O mercado acionário brasileiro vem atravessando nos últimos meses um período de volatilidade acentuada, com o Ibovespa enfrentando sua maior sequência de quedas semanais desde o lançamento do Plano Real, em 1994. A desvalorização acumulada de quase 15% foi impulsionada majoritariamente pelo fluxo de saída de capital estrangeiro, que historicamente prioriza ativos de alta liquidez e grande capitalização. Segundo análise de Victor Bueno, sócio da Nord Investimentos, essa correção técnica, embora severa, expôs distorções de valuation que não eram observadas desde o período pré-impeachment do governo Dilma Rousseff.

O movimento sugere que o índice principal, ao negociar a múltiplos de preço sobre lucro (P/L) próximos a 9 vezes, atingiu um patamar que, sob uma ótica fundamentalista, desperta interesse. Contudo, a tese de investimento atual afasta-se de uma exposição indiscriminada via ETFs, dado que a correção não foi uniforme entre todos os setores da bolsa, deixando alguns segmentos ainda precificados de maneira esticada ou justa demais para justificar novas entradas.

A falha na alocação via ETFs

A recomendação cautelosa em relação aos ETFs que replicam o Ibovespa fundamenta-se na mecânica de alocação do investidor estrangeiro. Como o capital externo tende a concentrar-se em ativos como Petrobras, Vale e grandes bancos, o índice acaba sendo um reflexo mais fiel das commodities e do setor financeiro do que da economia doméstica como um todo. Essa dinâmica cria um descolamento onde o índice pode parecer barato, mas esconde setores que não sofreram o mesmo ajuste.

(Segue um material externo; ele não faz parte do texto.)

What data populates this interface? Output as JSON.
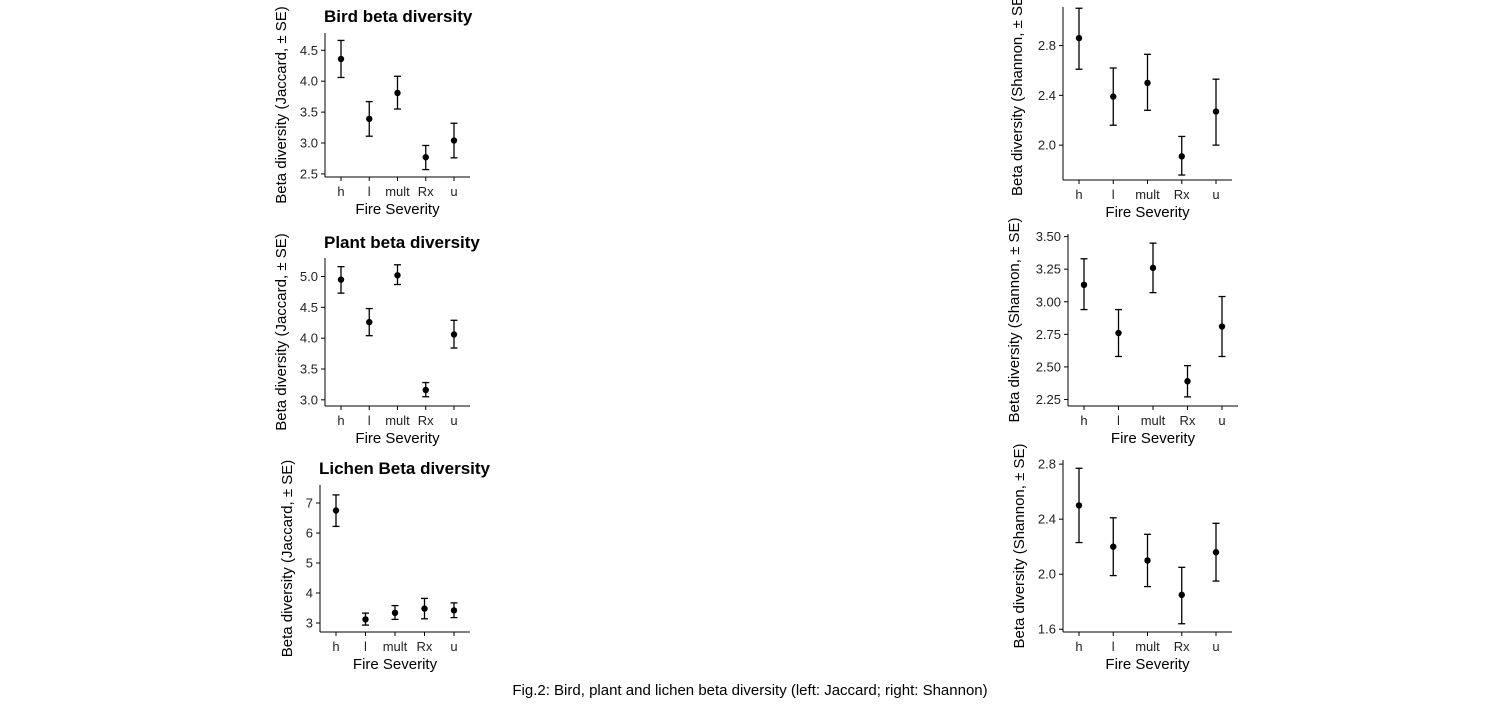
{
  "caption": "Fig.2: Bird, plant and lichen beta diversity (left: Jaccard; right: Shannon)",
  "chart_data": [
    {
      "type": "scatter",
      "title": "Bird beta diversity",
      "xlabel": "Fire Severity",
      "ylabel": "Beta diversity (Jaccard, ± SE)",
      "categories": [
        "h",
        "l",
        "mult",
        "Rx",
        "u"
      ],
      "ylim": [
        2.45,
        4.78
      ],
      "yticks": [
        2.5,
        3.0,
        3.5,
        4.0,
        4.5
      ],
      "ytick_labels": [
        "2.5",
        "3.0",
        "3.5",
        "4.0",
        "4.5"
      ],
      "values": [
        4.36,
        3.39,
        3.81,
        2.77,
        3.04
      ],
      "lower": [
        4.06,
        3.11,
        3.55,
        2.57,
        2.76
      ],
      "upper": [
        4.66,
        3.67,
        4.08,
        2.96,
        3.32
      ],
      "grid": false,
      "legend": "none"
    },
    {
      "type": "scatter",
      "title": "Plant beta diversity",
      "xlabel": "Fire Severity",
      "ylabel": "Beta diversity (Jaccard, ± SE)",
      "categories": [
        "h",
        "l",
        "mult",
        "Rx",
        "u"
      ],
      "ylim": [
        2.9,
        5.3
      ],
      "yticks": [
        3.0,
        3.5,
        4.0,
        4.5,
        5.0
      ],
      "ytick_labels": [
        "3.0",
        "3.5",
        "4.0",
        "4.5",
        "5.0"
      ],
      "values": [
        4.95,
        4.26,
        5.02,
        3.16,
        4.06
      ],
      "lower": [
        4.73,
        4.04,
        4.87,
        3.05,
        3.84
      ],
      "upper": [
        5.16,
        4.48,
        5.19,
        3.28,
        4.29
      ],
      "grid": false,
      "legend": "none"
    },
    {
      "type": "scatter",
      "title": "Lichen Beta diversity",
      "xlabel": "Fire Severity",
      "ylabel": "Beta diversity (Jaccard, ± SE)",
      "categories": [
        "h",
        "l",
        "mult",
        "Rx",
        "u"
      ],
      "ylim": [
        2.7,
        7.6
      ],
      "yticks": [
        3,
        4,
        5,
        6,
        7
      ],
      "ytick_labels": [
        "3",
        "4",
        "5",
        "6",
        "7"
      ],
      "values": [
        6.75,
        3.12,
        3.34,
        3.48,
        3.42
      ],
      "lower": [
        6.22,
        2.93,
        3.12,
        3.14,
        3.18
      ],
      "upper": [
        7.27,
        3.33,
        3.58,
        3.82,
        3.67
      ],
      "grid": false,
      "legend": "none"
    },
    {
      "type": "scatter",
      "title": "",
      "xlabel": "Fire Severity",
      "ylabel": "Beta diversity (Shannon, ± SE)",
      "categories": [
        "h",
        "l",
        "mult",
        "Rx",
        "u"
      ],
      "ylim": [
        1.72,
        3.11
      ],
      "yticks": [
        2.0,
        2.4,
        2.8
      ],
      "ytick_labels": [
        "2.0",
        "2.4",
        "2.8"
      ],
      "values": [
        2.86,
        2.39,
        2.5,
        1.91,
        2.27
      ],
      "lower": [
        2.61,
        2.16,
        2.28,
        1.76,
        2.0
      ],
      "upper": [
        3.1,
        2.62,
        2.73,
        2.07,
        2.53
      ],
      "grid": false,
      "legend": "none"
    },
    {
      "type": "scatter",
      "title": "",
      "xlabel": "Fire Severity",
      "ylabel": "Beta diversity (Shannon, ± SE)",
      "categories": [
        "h",
        "l",
        "mult",
        "Rx",
        "u"
      ],
      "ylim": [
        2.2,
        3.52
      ],
      "yticks": [
        2.25,
        2.5,
        2.75,
        3.0,
        3.25,
        3.5
      ],
      "ytick_labels": [
        "2.25",
        "2.50",
        "2.75",
        "3.00",
        "3.25",
        "3.50"
      ],
      "values": [
        3.13,
        2.76,
        3.26,
        2.39,
        2.81
      ],
      "lower": [
        2.94,
        2.58,
        3.07,
        2.27,
        2.58
      ],
      "upper": [
        3.33,
        2.94,
        3.45,
        2.51,
        3.04
      ],
      "grid": false,
      "legend": "none"
    },
    {
      "type": "scatter",
      "title": "",
      "xlabel": "Fire Severity",
      "ylabel": "Beta diversity (Shannon, ± SE)",
      "categories": [
        "h",
        "l",
        "mult",
        "Rx",
        "u"
      ],
      "ylim": [
        1.58,
        2.83
      ],
      "yticks": [
        1.6,
        2.0,
        2.4,
        2.8
      ],
      "ytick_labels": [
        "1.6",
        "2.0",
        "2.4",
        "2.8"
      ],
      "values": [
        2.5,
        2.2,
        2.1,
        1.85,
        2.16
      ],
      "lower": [
        2.23,
        1.99,
        1.91,
        1.64,
        1.95
      ],
      "upper": [
        2.77,
        2.41,
        2.29,
        2.05,
        2.37
      ],
      "grid": false,
      "legend": "none"
    }
  ]
}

Ao evitar a compra de índices passivos, o investidor ganha a flexibilidade necessária para garimpar oportunidades em nichos que foram penalizados pela aversão ao risco, mas que mantêm fundamentos sólidos. A leitura aqui é que o mercado brasileiro, por vezes, pune indiscriminadamente ativos de menor porte, criando uma assimetria entre o preço de tela e o valor intrínseco das companhias de menor capitalização.

O retorno das small caps

O índice de small caps (SMLL) acumula desempenho inferior ao IBOV no ano, consolidando uma divergência que, segundo dados da consultoria Elos Ayta, atingiu neste mês de abril o maior patamar em duas décadas. Esse hiato é interpretado por analistas como uma janela de oportunidade rara, especialmente em setores ligados à economia doméstica, como a incorporação imobiliária. O setor de construção, embora pressionado por custos de insumos e logística, apresenta empresas que, apesar do cenário macroeconômico desafiador, mantêm perspectivas de entrega de resultados consistentes.

Por outro lado, o varejo permanece como um segmento que exige vigilância redobrada. Apesar de estar negociando a múltiplos descontados, a alta sensibilidade do setor às variações da curva de juros e à inflação cria um risco de valorização que pode se prolongar. A análise indica que o investidor deve priorizar companhias com maior resiliência operacional em vez de apenas buscar ativos com o maior desconto nominal.

Tensões fiscais e o fator eleitoral

Embora o valuation esteja atrativo, o horizonte de investimentos permanece nublado por uma combinação de riscos domésticos e externos. A incerteza quanto à trajetória da política fiscal e a proximidade das eleições presidenciais formam o núcleo da prudência recomendada. A expectativa é que o debate eleitoral, ainda latente, ganhe tração a partir de agosto, quando a definição das candidaturas deve elevar o prêmio de risco exigido pelo mercado.

Externamente, a persistência de conflitos no Oriente Médio mantém o petróleo em patamares elevados, o que retroalimenta preocupações inflacionárias globais. Esse cenário reduz a probabilidade de cortes agressivos nas taxas de juros, mantendo o custo de capital em níveis que pressionam a precificação de ativos de risco. A convergência desses fatores sugere que a volatilidade deve perdurar, exigindo uma estratégia baseada em seleção de ativos e não em apostas direcionais de mercado.

Perspectivas para o segundo semestre

O que permanece incerto é a velocidade com que o capital estrangeiro retornará ao país, caso o cenário externo se estabilize. A seletividade continuará sendo o diferencial para quem busca navegar o mercado brasileiro, visto que os setores de energia e petróleo, após a correção recente, parecem ter pouco espaço para valorização adicional no curto prazo.

O monitoramento constante dos indicadores de inflação e das discussões fiscais em Brasília será o termômetro para qualquer mudança de alocação. O mercado brasileiro, no momento, oferece um cenário de preços descontados, mas que exige do investidor a capacidade de distinguir entre ativos que sofreram por fundamentos e aqueles que foram apenas arrastados pela maré de aversão ao risco.